François Bayrou : La campagne n'est pas encore partie. Elle ne partira vraiment que quand tous les joueurs seront sur la pelouse. Et ça n'est pas le cas aujourd'hui. Cela dit, je n'ai qu'une certitude sur la campagne électorale, c'est qu'elle va nous réserver de très grandes surprises.
PLS : - Etes-vous étonné qu'une partie de l'électorat de droite se retrouve chez Jean-Pierre Chevènement ?
FB : - Non, je ne suis pas surpris parce que tout ce qui est refus de l'Europe, refus de l'euro, refus de l'ouverture, tout cela était aussi bien à droite qu'à gauche, on l'avait bien vu lorsqu'à Maastricht, il avait fallu voter.
PLS : - Pensez-vous que le chef de l'Etat devrait s'expliquer clairement devant les Français sur les pratiques de financement politique passées au RPR ou à la mairie de Paris ?
FB : - Ce sont des dossiers judiciaires utilisés comme grenades dans les jambes de l'autre camp, pour simplifier. Oui, il faut que tout le monde s'explique. Je veux rompre avec ces années noires dans lesquelles, de dossier en dossier, la politique française est tirée vers le fond. J'appelle ça la relève, qu'on se débarrasse de toutes ces affaires.
PLS : - Vous dites : on décrète une amnistie, on n'en parle plus, on tourne la page ?
FB : - Jamais. Je ne voterai jamais une amnistie pour les politiques parce que ce jour-là, les Français seront en situation d'accuser le monde politique de faire sa propre loi et ses propres accommodements pour lui-même. Or ma règle à moi est simple, c'est : la loi est la même pour tous. Et si l'on veut que la loi s'applique avec rigueur à ceux des Français ou à ceux des jeunes Français qui vont des bêtises, il faut accepter qu'elle s'applique avec rigueur aux puissants et à ceux qui votent la loi. Voilà ma position. [...] Je pense que les échecs français viennent de ce que le pouvoir est organisé en France de manière archaïque, concentré, technocratique, indifférente à ce que le terrain et les citoyens peuvent dire. Or un pouvoir moderne, c'est un pouvoir qui a confiance dans le terrain et ce que les citoyens peuvent dire.
PLS : - Si vous êtes élu, qu'allez-vous faire de différent au sujet de l'Europe ?
FB : - Je ferais le choix clair d'aller vers la fédération européenne, c'est-à-dire vers la construction d'un pouvoir politique à côté du pouvoir monétaire que nous avons construit à Maastricht. Quand on a une monnaie, il faut avoir un pouvoir politique en face. Et quand on a un pouvoir politique en face, il faut que ce pouvoir se démocratise.
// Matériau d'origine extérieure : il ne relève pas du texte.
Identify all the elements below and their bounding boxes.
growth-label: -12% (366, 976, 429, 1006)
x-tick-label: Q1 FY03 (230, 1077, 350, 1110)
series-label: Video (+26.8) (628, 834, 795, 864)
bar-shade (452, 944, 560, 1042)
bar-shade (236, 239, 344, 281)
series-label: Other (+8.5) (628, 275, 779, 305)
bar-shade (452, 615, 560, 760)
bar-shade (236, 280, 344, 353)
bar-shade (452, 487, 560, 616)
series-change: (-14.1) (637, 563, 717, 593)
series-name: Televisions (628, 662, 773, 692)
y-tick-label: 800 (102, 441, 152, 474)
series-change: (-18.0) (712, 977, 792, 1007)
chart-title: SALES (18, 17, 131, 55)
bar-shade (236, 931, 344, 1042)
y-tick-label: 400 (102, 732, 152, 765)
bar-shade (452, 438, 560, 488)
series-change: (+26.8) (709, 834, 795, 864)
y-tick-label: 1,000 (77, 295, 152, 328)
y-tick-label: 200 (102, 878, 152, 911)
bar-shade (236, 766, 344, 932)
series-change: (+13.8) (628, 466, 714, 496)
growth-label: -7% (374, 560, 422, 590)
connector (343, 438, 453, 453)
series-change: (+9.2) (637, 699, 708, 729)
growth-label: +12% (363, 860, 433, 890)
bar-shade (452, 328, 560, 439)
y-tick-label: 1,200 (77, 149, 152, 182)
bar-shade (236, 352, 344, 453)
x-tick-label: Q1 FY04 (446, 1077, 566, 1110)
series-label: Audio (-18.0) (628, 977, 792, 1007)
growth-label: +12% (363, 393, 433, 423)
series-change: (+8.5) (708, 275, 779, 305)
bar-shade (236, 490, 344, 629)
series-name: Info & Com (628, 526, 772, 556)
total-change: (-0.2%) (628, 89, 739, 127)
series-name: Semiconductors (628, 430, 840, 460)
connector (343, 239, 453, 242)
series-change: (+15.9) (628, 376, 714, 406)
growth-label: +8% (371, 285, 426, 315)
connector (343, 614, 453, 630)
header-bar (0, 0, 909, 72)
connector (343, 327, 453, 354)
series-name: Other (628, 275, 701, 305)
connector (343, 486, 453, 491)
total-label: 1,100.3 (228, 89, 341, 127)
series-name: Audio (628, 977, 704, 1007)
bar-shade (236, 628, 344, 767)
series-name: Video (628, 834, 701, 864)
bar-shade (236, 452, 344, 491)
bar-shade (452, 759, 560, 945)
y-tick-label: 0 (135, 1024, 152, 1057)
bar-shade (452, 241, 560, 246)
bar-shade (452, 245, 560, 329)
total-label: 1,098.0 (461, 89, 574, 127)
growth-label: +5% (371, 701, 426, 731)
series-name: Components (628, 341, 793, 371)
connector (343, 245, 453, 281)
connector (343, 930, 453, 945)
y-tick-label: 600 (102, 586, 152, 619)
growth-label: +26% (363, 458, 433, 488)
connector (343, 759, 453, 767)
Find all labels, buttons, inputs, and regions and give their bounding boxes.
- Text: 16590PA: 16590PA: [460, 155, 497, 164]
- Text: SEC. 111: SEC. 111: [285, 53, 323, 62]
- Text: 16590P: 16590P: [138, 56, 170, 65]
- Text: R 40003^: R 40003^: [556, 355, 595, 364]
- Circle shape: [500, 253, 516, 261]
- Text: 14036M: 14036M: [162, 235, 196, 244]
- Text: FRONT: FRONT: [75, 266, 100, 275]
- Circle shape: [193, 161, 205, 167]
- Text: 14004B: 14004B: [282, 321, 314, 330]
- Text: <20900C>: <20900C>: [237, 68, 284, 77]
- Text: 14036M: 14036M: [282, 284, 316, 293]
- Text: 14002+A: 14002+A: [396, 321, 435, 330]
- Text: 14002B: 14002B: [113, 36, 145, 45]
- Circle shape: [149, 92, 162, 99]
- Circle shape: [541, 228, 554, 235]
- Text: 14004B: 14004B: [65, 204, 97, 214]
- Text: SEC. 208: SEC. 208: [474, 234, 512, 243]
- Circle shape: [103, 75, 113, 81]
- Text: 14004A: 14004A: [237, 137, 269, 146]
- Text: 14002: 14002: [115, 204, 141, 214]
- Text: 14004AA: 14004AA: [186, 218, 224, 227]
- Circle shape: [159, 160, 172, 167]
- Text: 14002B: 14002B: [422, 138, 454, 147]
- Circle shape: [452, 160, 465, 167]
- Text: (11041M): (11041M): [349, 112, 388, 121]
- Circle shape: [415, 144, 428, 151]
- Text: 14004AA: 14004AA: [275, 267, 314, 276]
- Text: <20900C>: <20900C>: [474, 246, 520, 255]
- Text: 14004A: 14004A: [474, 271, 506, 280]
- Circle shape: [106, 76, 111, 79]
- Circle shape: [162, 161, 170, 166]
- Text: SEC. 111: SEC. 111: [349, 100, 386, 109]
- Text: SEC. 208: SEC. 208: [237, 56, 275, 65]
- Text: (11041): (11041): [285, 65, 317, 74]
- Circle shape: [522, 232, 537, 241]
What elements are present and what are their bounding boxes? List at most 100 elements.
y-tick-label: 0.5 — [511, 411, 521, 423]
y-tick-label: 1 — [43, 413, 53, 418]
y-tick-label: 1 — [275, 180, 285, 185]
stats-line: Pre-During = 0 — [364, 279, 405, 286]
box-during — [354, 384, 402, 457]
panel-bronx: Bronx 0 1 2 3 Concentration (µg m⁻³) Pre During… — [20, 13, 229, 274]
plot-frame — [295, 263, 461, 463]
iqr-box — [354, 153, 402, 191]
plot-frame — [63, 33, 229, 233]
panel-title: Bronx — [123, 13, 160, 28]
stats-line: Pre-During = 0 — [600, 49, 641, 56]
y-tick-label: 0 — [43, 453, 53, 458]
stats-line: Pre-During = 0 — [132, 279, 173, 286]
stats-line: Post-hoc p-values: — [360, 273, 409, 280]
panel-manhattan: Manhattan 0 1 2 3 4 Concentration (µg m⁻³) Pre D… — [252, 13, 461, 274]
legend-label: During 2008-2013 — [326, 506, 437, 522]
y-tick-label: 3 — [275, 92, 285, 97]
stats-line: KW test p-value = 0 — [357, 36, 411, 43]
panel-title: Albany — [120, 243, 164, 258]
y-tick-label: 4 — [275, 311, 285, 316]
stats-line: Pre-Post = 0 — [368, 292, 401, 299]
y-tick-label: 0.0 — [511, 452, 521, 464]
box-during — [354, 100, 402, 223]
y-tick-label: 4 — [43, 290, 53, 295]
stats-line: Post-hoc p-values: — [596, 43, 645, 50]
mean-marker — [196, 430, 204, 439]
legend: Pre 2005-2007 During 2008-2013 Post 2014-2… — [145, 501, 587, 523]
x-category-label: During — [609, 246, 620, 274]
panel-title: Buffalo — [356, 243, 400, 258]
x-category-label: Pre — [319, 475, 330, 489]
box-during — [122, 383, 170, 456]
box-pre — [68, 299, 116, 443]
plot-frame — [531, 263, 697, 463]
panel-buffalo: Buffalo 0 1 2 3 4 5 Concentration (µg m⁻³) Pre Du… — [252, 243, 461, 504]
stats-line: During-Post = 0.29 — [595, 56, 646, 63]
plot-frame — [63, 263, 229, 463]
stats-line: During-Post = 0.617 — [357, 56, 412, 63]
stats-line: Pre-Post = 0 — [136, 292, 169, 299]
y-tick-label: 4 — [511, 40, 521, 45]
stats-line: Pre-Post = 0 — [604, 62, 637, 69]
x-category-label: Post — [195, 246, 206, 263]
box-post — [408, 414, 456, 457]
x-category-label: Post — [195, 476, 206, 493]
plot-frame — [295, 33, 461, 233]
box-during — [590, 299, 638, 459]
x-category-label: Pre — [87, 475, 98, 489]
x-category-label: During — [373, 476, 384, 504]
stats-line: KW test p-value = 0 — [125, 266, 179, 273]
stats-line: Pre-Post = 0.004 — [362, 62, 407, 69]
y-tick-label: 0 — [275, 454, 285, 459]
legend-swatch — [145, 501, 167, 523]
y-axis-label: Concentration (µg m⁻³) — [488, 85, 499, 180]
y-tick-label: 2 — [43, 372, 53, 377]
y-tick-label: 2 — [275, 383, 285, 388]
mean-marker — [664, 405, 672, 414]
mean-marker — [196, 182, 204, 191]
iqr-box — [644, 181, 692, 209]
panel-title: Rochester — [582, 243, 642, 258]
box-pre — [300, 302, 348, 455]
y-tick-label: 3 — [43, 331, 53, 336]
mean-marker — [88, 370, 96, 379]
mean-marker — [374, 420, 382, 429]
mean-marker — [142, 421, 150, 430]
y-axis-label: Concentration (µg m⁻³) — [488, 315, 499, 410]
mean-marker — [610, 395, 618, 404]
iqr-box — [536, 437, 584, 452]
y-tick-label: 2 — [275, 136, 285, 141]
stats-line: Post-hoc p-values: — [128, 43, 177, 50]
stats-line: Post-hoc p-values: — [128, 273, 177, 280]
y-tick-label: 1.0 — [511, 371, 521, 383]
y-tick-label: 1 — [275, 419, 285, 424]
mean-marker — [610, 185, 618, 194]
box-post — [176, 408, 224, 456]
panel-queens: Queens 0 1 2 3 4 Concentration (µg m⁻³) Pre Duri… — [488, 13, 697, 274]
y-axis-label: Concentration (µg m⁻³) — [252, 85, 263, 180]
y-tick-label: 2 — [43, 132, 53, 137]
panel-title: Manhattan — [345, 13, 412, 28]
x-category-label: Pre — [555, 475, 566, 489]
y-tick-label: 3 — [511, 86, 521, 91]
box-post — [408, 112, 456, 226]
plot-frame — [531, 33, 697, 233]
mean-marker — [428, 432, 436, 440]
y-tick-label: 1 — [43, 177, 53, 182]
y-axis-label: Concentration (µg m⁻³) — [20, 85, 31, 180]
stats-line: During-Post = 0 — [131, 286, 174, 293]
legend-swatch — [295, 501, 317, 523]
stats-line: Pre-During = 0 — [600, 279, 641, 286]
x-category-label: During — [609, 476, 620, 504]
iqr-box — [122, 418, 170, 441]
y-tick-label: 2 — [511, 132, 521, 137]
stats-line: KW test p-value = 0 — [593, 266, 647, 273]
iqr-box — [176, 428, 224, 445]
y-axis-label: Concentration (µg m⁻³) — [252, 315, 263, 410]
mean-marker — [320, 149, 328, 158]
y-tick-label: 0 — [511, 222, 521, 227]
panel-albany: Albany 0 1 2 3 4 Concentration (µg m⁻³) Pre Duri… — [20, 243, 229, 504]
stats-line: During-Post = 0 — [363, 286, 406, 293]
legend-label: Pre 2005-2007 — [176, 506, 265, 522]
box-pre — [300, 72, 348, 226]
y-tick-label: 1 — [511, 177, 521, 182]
PLS : - Vous voulez baisser les impôts à 40 % le taux maximum. Comment est-ce que vous financez tout ça ?
FB : - 40 % le taux maximum de l'impôt sur le revenu, mais pour ma part, je pense que ce qu'il faut, c'est d'abord mettre l'accent sur le poids des charges sociales sur le travail. Je propose notamment ce que j'ai appelé les emplois "francs", c'est-à-dire des emplois nouveaux dont les charges sociales seront limitées à 10 % du salaire brut. Et ça, c'est finançable parce que la plupart de ces emplois seront occupés par des gens actuellement au chômage. Il y a donc une meilleure utilisation de ces allocations.
PLS : - Au fond vous pourriez aussi bien gouverner avec une gauche moderniste qu'avec une droite libérale-sociale ?
FB : - Avec Jacques DELORS, j'aurais certainement pu gouverner. Avec Raymond BARRE, sans aucun doute. Avec la gauche d'aujourd'hui sûrement pas. Parce que je n'y reconnais aucune de mes aspirations. C'est une sensibilité de gauche qui est à mes yeux très rétrograde, d'un autre temps et en tout cas profondément inadaptée à la France.